TKMIT Institute of Technology

Biomedical Engineering

The Department of Electronics and Biomedical Engineering was started in the year 2007 with an intake of 60 students in UG programme under cochin university of science and technology. In 2015 the college is affiliated with KTU and continued its program as BTech in Biomedical Engineering.  Biomedical Engineering aims to improve human health by applying engineering principles. The emerging field focuses on advances in healthcare field by designing, developing and problem solving techniques in medical equipment. The highly motivated, qualified and experienced faculty and energetic students work together extensively in developing Biomedical Department. The conferences, seminar and workshops conducted by department in enriching students knowledge and ethics of healthcare. The department provide platform for building students practical knowledge through well-equipped laboratories and implant training. The department continues its journey with good academics, student strength and professional excellence.

Vision & Mission


To achieve academic excellence in biomedical engineering by developing engineers with state of the art technological skill and professional ethics, to support health care need of the society.

  • To provide excellent education to students and prepare them as professionals who can cater to the need of medical-engineering field with an aspiration for research and higher studies.
  • To groom the students as employable bio-medical engineers by furnishing a forum for industry-institute interaction that focuses on the need of the hour.
  • To instill the social responsibility and professional ethics among the students.


Biomedical engineers analyze and design solutions to problem in biology and medicine, with the goal of improving the quality and effectiveness of patient care.

Employment of biomedical engineers is projected to grow 27 percent from 2012 to 2022, much faster than the average for all occupations. Demand will be strong because an aging population is likely to need more medical care and because of increased public awareness of biomedical engineering advances and their benefits.

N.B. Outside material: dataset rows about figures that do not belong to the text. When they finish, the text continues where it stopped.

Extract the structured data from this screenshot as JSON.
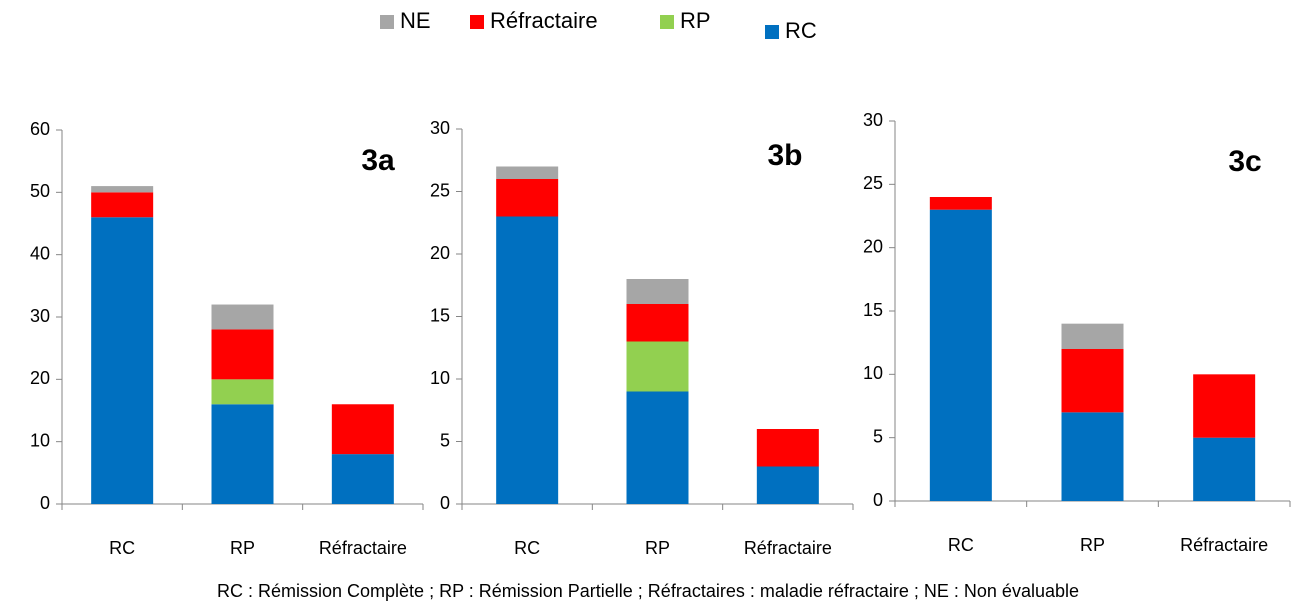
{
  "legend_order": [
    3,
    2,
    1,
    0
  ],
  "footnote": "RC : Rémission Complète ; RP : Rémission Partielle ; Réfractaires : maladie réfractaire ; NE : Non évaluable",
  "chart_data": [
    {
      "type": "bar",
      "stacked": true,
      "title": "3a",
      "categories": [
        "RC",
        "RP",
        "Réfractaire"
      ],
      "series": [
        {
          "name": "RC",
          "color": "#0070c0",
          "values": [
            46,
            16,
            8
          ]
        },
        {
          "name": "RP",
          "color": "#92d050",
          "values": [
            0,
            4,
            0
          ]
        },
        {
          "name": "Réfractaire",
          "color": "#ff0000",
          "values": [
            4,
            8,
            8
          ]
        },
        {
          "name": "NE",
          "color": "#a6a6a6",
          "values": [
            1,
            4,
            0
          ]
        }
      ],
      "ylim": [
        0,
        60
      ],
      "yticks": [
        0,
        10,
        20,
        30,
        40,
        50,
        60
      ]
    },
    {
      "type": "bar",
      "stacked": true,
      "title": "3b",
      "categories": [
        "RC",
        "RP",
        "Réfractaire"
      ],
      "series": [
        {
          "name": "RC",
          "color": "#0070c0",
          "values": [
            23,
            9,
            3
          ]
        },
        {
          "name": "RP",
          "color": "#92d050",
          "values": [
            0,
            4,
            0
          ]
        },
        {
          "name": "Réfractaire",
          "color": "#ff0000",
          "values": [
            3,
            3,
            3
          ]
        },
        {
          "name": "NE",
          "color": "#a6a6a6",
          "values": [
            1,
            2,
            0
          ]
        }
      ],
      "ylim": [
        0,
        30
      ],
      "yticks": [
        0,
        5,
        10,
        15,
        20,
        25,
        30
      ]
    },
    {
      "type": "bar",
      "stacked": true,
      "title": "3c",
      "categories": [
        "RC",
        "RP",
        "Réfractaire"
      ],
      "series": [
        {
          "name": "RC",
          "color": "#0070c0",
          "values": [
            23,
            7,
            5
          ]
        },
        {
          "name": "RP",
          "color": "#92d050",
          "values": [
            0,
            0,
            0
          ]
        },
        {
          "name": "Réfractaire",
          "color": "#ff0000",
          "values": [
            1,
            5,
            5
          ]
        },
        {
          "name": "NE",
          "color": "#a6a6a6",
          "values": [
            0,
            2,
            0
          ]
        }
      ],
      "ylim": [
        0,
        30
      ],
      "yticks": [
        0,
        5,
        10,
        15,
        20,
        25,
        30
      ]
    }
  ]
}
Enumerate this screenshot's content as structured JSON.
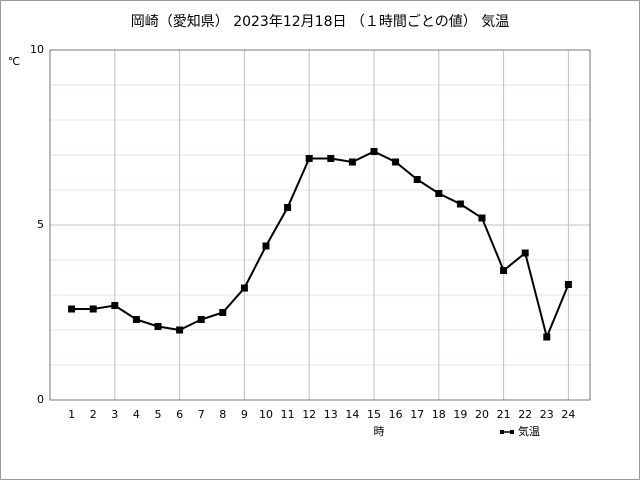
{
  "chart_data": {
    "type": "line",
    "title": "岡崎（愛知県）  2023年12月18日  （１時間ごとの値）  気温",
    "y_label": "℃",
    "x_label": "時",
    "x": [
      1,
      2,
      3,
      4,
      5,
      6,
      7,
      8,
      9,
      10,
      11,
      12,
      13,
      14,
      15,
      16,
      17,
      18,
      19,
      20,
      21,
      22,
      23,
      24
    ],
    "series": [
      {
        "name": "気温",
        "color": "#000000",
        "values": [
          2.6,
          2.6,
          2.7,
          2.3,
          2.1,
          2.0,
          2.3,
          2.5,
          3.2,
          4.4,
          5.5,
          6.9,
          6.9,
          6.8,
          7.1,
          6.8,
          6.3,
          5.9,
          5.6,
          5.2,
          3.7,
          4.2,
          1.8,
          3.3
        ]
      }
    ],
    "xlim": [
      0,
      25
    ],
    "xticks": [
      1,
      2,
      3,
      4,
      5,
      6,
      7,
      8,
      9,
      10,
      11,
      12,
      13,
      14,
      15,
      16,
      17,
      18,
      19,
      20,
      21,
      22,
      23,
      24
    ],
    "x_grid": [
      3,
      6,
      9,
      12,
      15,
      18,
      21,
      24
    ],
    "ylim": [
      0,
      10
    ],
    "yticks": [
      0,
      5,
      10
    ],
    "y_minor_grid": [
      1,
      2,
      3,
      4,
      6,
      7,
      8,
      9
    ],
    "grid": true,
    "legend": "bottom-right"
  }
}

Electing to graduate with a major in biomedical engineering opens the door to an ever-growing amount of job opportunities, fusing the medical and engineering worlds in order to increase the quality of life all over the planet.

Biomedical engineers typically do the following:

  • Design systems and products, such as artificial internal organs, artificial devices that replace body parts, and machines for diagnosing medical problems
  • Install, adjust, maintain, repair, or provide technical support for biomedical equipment
  • Evaluate the safety, efficiency, and effectiveness of biomedical equipment
  • Train clinicians and other personnel on the proper use of equipment
  • Work with life scientists, chemists, and medical scientists to research the engineering aspects of biological systems of humans and animals

Biomedical engineers may design instruments, devices, and software; bring together knowledge from many technical sources to develop new procedures; or conduct research needed to solve clinical problems.

They often serve a coordinating function, using their background in both engineering and medicine. For example, in industry, they may create products for which an in-depth understanding of living systems and technology is essential. Also, they frequently work in research and development or in quality assurance.

Biomedical engineers design electronic circuits, software to run medical equipment, or computer simulations to test new drug therapies. They also design and build artificial body parts such as hip and knee joints. In some cases, they develop the materials needed to make the replacement body parts. They also design rehabilitative exercise equipment.

The work of these engineers spans many professional fields. For example, although their expertise is based in engineering and biology, they often design computer software to run complicated instruments, such as three-dimensional x-ray machines.